La nouvelle est célébrée comme il se doit par tous les médias européens: la Cour Suprême Américaine vient de "valider" l'Obamacare, la réforme de santé promulguée par Barack Obama en début de mandat. Joie et félicité! Obama est triomphant! Victoire!
Les oppositions au projet ont été innombrables depuis sa conception et ont porté sur de multiples aspects du texte. La Cour Suprême a été amenée à se prononcer sur la constitutionnalité du projet parce qu'elle a été saisie par les procureurs généraux de pas moins de vingt-neuf Etats américains opposés à la réforme!
Leur objection? L'Obamacare (de son vrai nom le Patient Protection and Affordable Care Act ou PPACA), monstre législatif de 2'700 pages, obligerait les Américains non couverts par une assurance-maladie liée à leur employeur ou à un mécanisme gouvernemental existant à souscrire à une assurance-maladie privée, sous peine d'amende. Or, cette disposition est contraire à la Constitution des Etats-Unis par au moins deux aspects:
- Elle s'apparente à de la vente forcée ("achetez, ou sinon...") et s'avère donc contraire à la Clause de Commerce contenue dans l'Article I, section 8, Clause 3 de la Constitution définissant et limitant les pouvoirs du Congrès.

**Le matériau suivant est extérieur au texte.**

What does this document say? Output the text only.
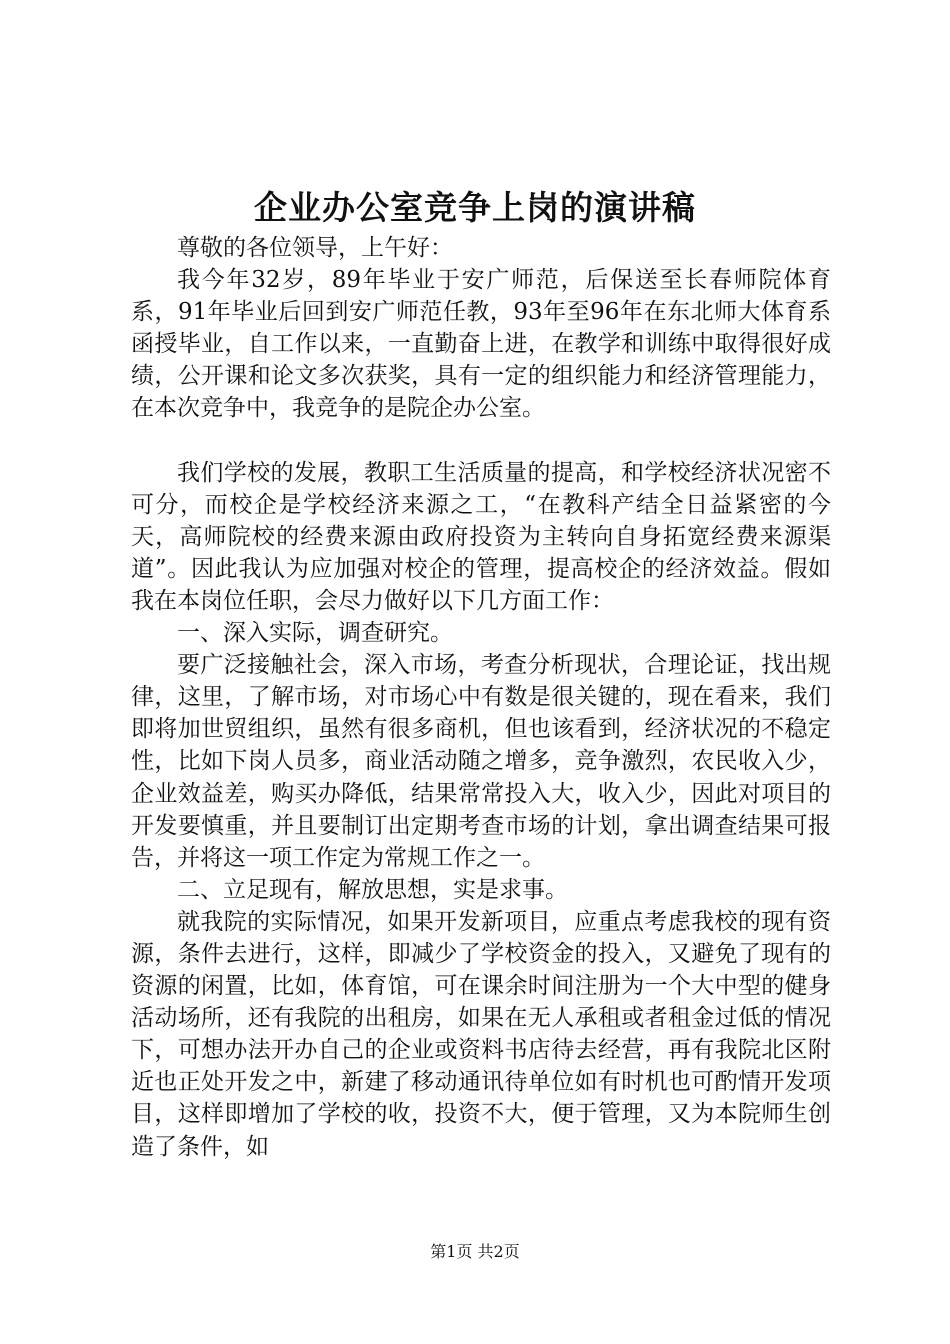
企业办公室竞争上岗的演讲稿

尊敬的各位领导，上午好：

我今年32岁，89年毕业于安广师范，后保送至长春师院体育系，91年毕业后回到安广师范任教，93年至96年在东北师大体育系函授毕业，自工作以来，一直勤奋上进，在教学和训练中取得很好成绩，公开课和论文多次获奖，具有一定的组织能力和经济管理能力，在本次竞争中，我竞争的是院企办公室。

我们学校的发展，教职工生活质量的提高，和学校经济状况密不可分，而校企是学校经济来源之工，“在教科产结全日益紧密的今天，高师院校的经费来源由政府投资为主转向自身拓宽经费来源渠道”。因此我认为应加强对校企的管理，提高校企的经济效益。假如我在本岗位任职，会尽力做好以下几方面工作：

一、深入实际，调查研究。

要广泛接触社会，深入市场，考查分析现状，合理论证，找出规律，这里，了解市场，对市场心中有数是很关键的，现在看来，我们即将加世贸组织，虽然有很多商机，但也该看到，经济状况的不稳定性，比如下岗人员多，商业活动随之增多，竞争激烈，农民收入少，企业效益差，购买办降低，结果常常投入大，收入少，因此对项目的开发要慎重，并且要制订出定期考查市场的计划，拿出调查结果可报告，并将这一项工作定为常规工作之一。

二、立足现有，解放思想，实是求事。

就我院的实际情况，如果开发新项目，应重点考虑我校的现有资源，条件去进行，这样，即减少了学校资金的投入，又避免了现有的资源的闲置，比如，体育馆，可在课余时间注册为一个大中型的健身活动场所，还有我院的出租房，如果在无人承租或者租金过低的情况下，可想办法开办自己的企业或资料书店待去经营，再有我院北区附近也正处开发之中，新建了移动通讯待单位如有时机也可酌情开发项目，这样即增加了学校的收，投资不大，便于管理，又为本院师生创造了条件，如

第1页 共2页
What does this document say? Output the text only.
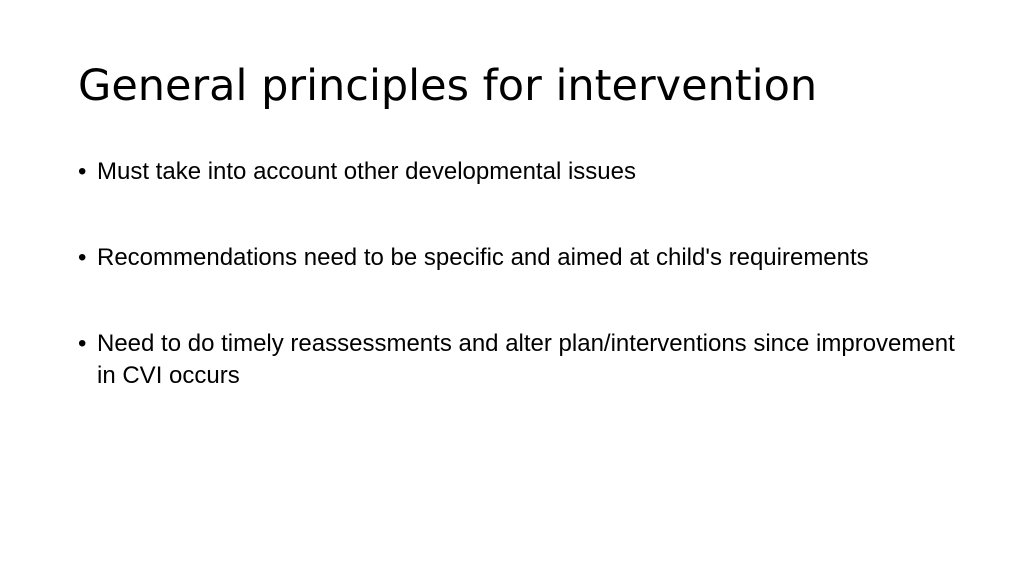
General principles for intervention
• Must take into account other developmental issues
• Recommendations need to be specific and aimed at child's requirements
• Need to do timely reassessments and alter plan/interventions since improvement in CVI occurs
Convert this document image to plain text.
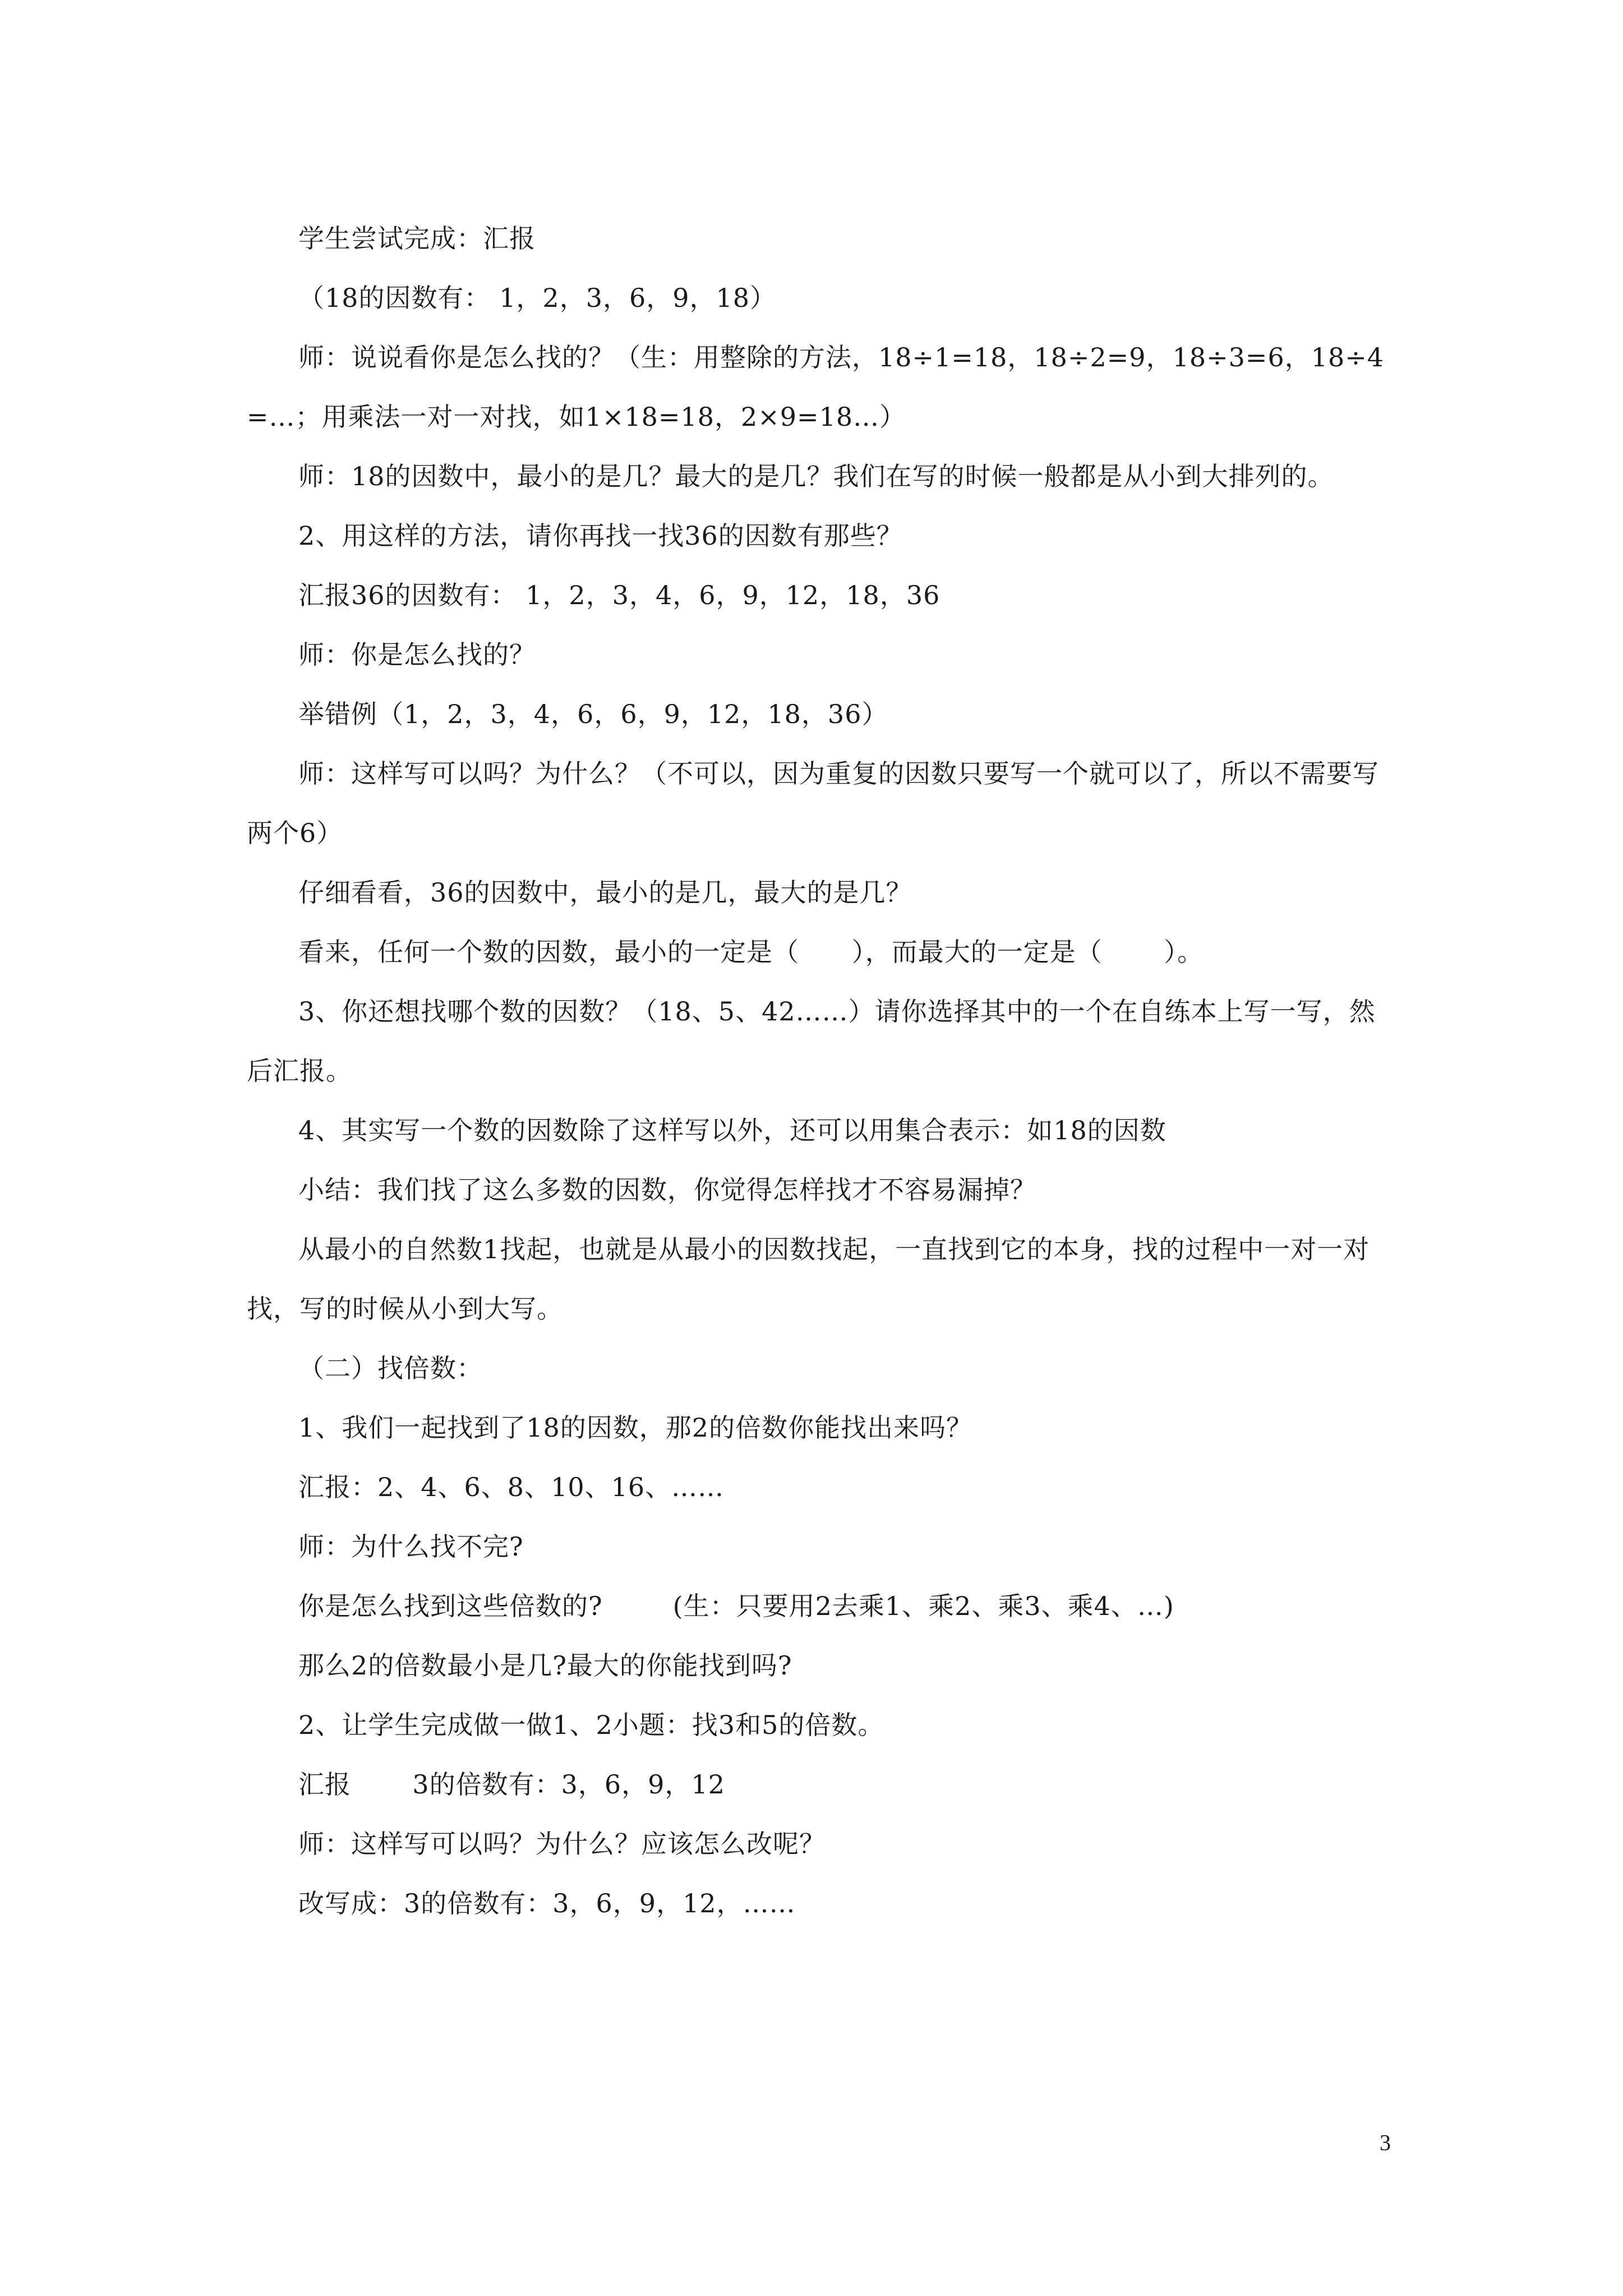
学生尝试完成：汇报

（18的因数有： 1，2，3，6，9，18）

师：说说看你是怎么找的？（生：用整除的方法，18÷1=18，18÷2=9，18÷3=6，18÷4=…；用乘法一对一对找，如1×18=18，2×9=18…）

师：18的因数中，最小的是几？最大的是几？我们在写的时候一般都是从小到大排列的。

2、用这样的方法，请你再找一找36的因数有那些？

汇报36的因数有： 1，2，3，4，6，9，12，18，36

师：你是怎么找的？

举错例（1，2，3，4，6，6，9，12，18，36）

师：这样写可以吗？为什么？（不可以，因为重复的因数只要写一个就可以了，所以不需要写两个6）

仔细看看，36的因数中，最小的是几，最大的是几？

看来，任何一个数的因数，最小的一定是（      ），而最大的一定是（       ）。

3、你还想找哪个数的因数？（18、5、42……）请你选择其中的一个在自练本上写一写，然后汇报。

4、其实写一个数的因数除了这样写以外，还可以用集合表示：如18的因数

小结：我们找了这么多数的因数，你觉得怎样找才不容易漏掉？

从最小的自然数1找起，也就是从最小的因数找起，一直找到它的本身，找的过程中一对一对找，写的时候从小到大写。

（二）找倍数：

1、我们一起找到了18的因数，那2的倍数你能找出来吗？

汇报：2、4、6、8、10、16、……

师：为什么找不完?

你是怎么找到这些倍数的?        (生：只要用2去乘1、乘2、乘3、乘4、…)

那么2的倍数最小是几?最大的你能找到吗?

2、让学生完成做一做1、2小题：找3和5的倍数。

汇报       3的倍数有：3，6，9，12

师：这样写可以吗？为什么？应该怎么改呢？

改写成：3的倍数有：3，6，9，12，……

3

- Elle octroie à l'Etat Fédéral une nouvelle prérogative en matière de santé publique. Cependant, le Dixième Amendement stipule que seules les dispositions explicites de la Constitution dépendent du gouvernement fédéral. L'assurance-maladie n'en fait clairement pas partie. Si des mécanismes de santé publique peuvent être mis en place dans un Etat ou un autre - comme ne s'est pas privé de le faire le très républicain Mitt Romney au Massachusetts - de tels sujets ne sont pas du ressort du gouvernement de Washington.
Voilà qui vient quelque peut contredire la communication de Barack Obama et de son camp, qui prétendent depuis le début que la réforme n'est pas une taxe - en plus d'avoir clamé qu'impôts et prélèvements n'augmenteraient pas, bien entendu.
Et cet aspect des conclusions de la Cour Suprême va singulièrement compliquer les affaires du président sortant.
Si plus aucun obstacle juridique ne s'oppose à la réforme, ses principaux effets se déploieront dès 2014. A cette date, des millions d'Américains devront souscrire à une assurance-maladie obligatoire. Et non seulement la vente forcée est très mal vue aux Etats-Unis, pays où la responsabilité individuelle n'est pas un vain mot, mais les Américains se rendront très vite compte qu'ils ne sont pas assez pauvres pour bénéficier du système payé par la collectivité, et qu'un mécanisme acceptant n'importe quel client à un tarif unique au nom de la solidarité ne peut que s'effondrer sous son propre poids (la classe moyenne suisse fait l'expérience didactique de cet étranglement progressif depuis 1996 et la mise en place de la LAMal par la gauche.)
Sans même parier sur l'évidente dérive financière du système, la pilule sera dure à avaler, et ce dès la première année. Selon les chiffres avancés par Le Figaro, le coût pour la couverture de 70% des frais médicaux serait estimé à 5'200 dollars par individu et par an, 14'100 dollars par famille. Dans un pays où les salariés sont habituellement couverts par le biais de leur employeur, ces primes frapperont de plein fouet les Américains au chômage - au moment même où celui-ci est historiquement élevé.
Pas sûr que ces gens-là auront très envie de glisser à nouveau un bulletin Obama dans les urnes en novembre.
Peut-être ne s'agit-il que de rhétorique de campagne, mais le fait est là: la réforme Obamacare a été électoralement désastreuse pour les Démocrates. Poussée au forceps dans les chambres du Congrès selon un clivage partisan, elle a mené le parti à la déroute dans les élections de mi-mandat jusque dans ses fiefs historiques.
Si Barack Obama a été porté au pouvoir en 2008 par une foule enthousiaste, ce n'était vraisemblablement pas à cause de ses projets de refonte de la couverture de santé. Des années après le début des travaux, Obamacare reste impopulaire auprès d'une majorité d'Américains. Le président sortant devra garder cela à l'esprit alors même que les principales mesures de son projet ne sont pas encore entrées en vigueur.